In the realm of internet marketing, one can not with impunity ignore Google and it’s pay-per-click search listings known only as “AdWords”. Optimization of your Google AdWords campaign is critical to surviving and can save you untold thousands. There are many tips and tricks you can find about AdWords optimization, most of them are worth looking into. In my experience though, the best boost our AdWords campaign ever got was the placement of the Google Checkout badge beneath our ads.
You can find the complete rules and guide lines for getting Google Checkout badges displayed under your ads here. They are a few in number, but the reward is well worth it.
Most of the requirements are straightforward, and have some common sense. There were a few, however, that confused us when we decided to get the badges on our ads. There were these:
- Place Google Checkout buttons before your login pages
Buyers should only have to provide their login, purchasing, billing and shipping addresses, phone numbers, and any other information once. If you require users to register or sign in to your site, you must ensure Google Checkout and Buy Now buttons are available before the login process so buyers are able to check out with Google Checkout without having to log in. You may still track visits and personalize pages using cookies.
- Direct buyers quickly to Google
Buyers who click the Google Checkout button on your site should see the Google Checkout confirmation page within one second and without seeing any intermediate pages.
What it seemed to us, and what it appears to mean, is that all customer information is maintained and billing is done exclusively by and through Google. That works great in retail sales of individual items. It doesn’t work at all for repeating, continual services like the web hosting we do. So it seemed like Google’s Badges were not to be ours.
However, to our pleasant surprise, Google placed the badges on our ads as soon as we got several transactions using Google Checkout completed. So don’t fret too much about those two requirements, it seems they are more guidelines than rules. Follow them if you can, we don’t want to abuse the system, but don’t throw the badges idea out just because you need to gather user information and logins.

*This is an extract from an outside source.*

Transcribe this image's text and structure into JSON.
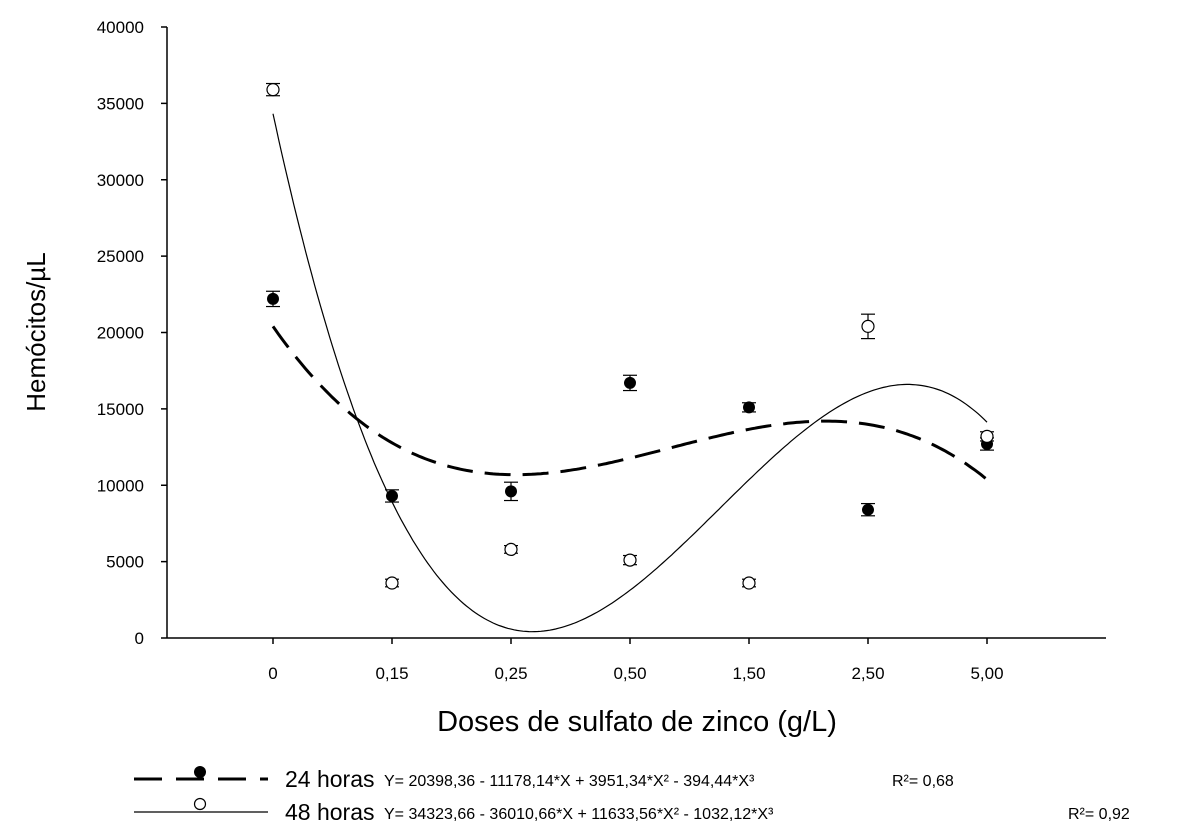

Just to give an idea, our Google AdWords campaign was getting about a 2-3% click through rate before, which isn’t bad. After we put the badges up, we started getting 5-6%, double our previous click through rate. We didn’t see too much of an increase in Google Checkout money coming in, although (since Google cuts you a BIG break in processing fees if you spend money in AdWords) we wish they would! So they aren’t clicking just so they can use Google Checkout, their eyes are drawn naturally to a graphic on the otherwise text-only Google Search Results Page. For example:
And it even works well for the side ads, as with here:
Notice how you can’t help but look at the ad with the Google Checkout Badge? It’s extremely powerful! Use it!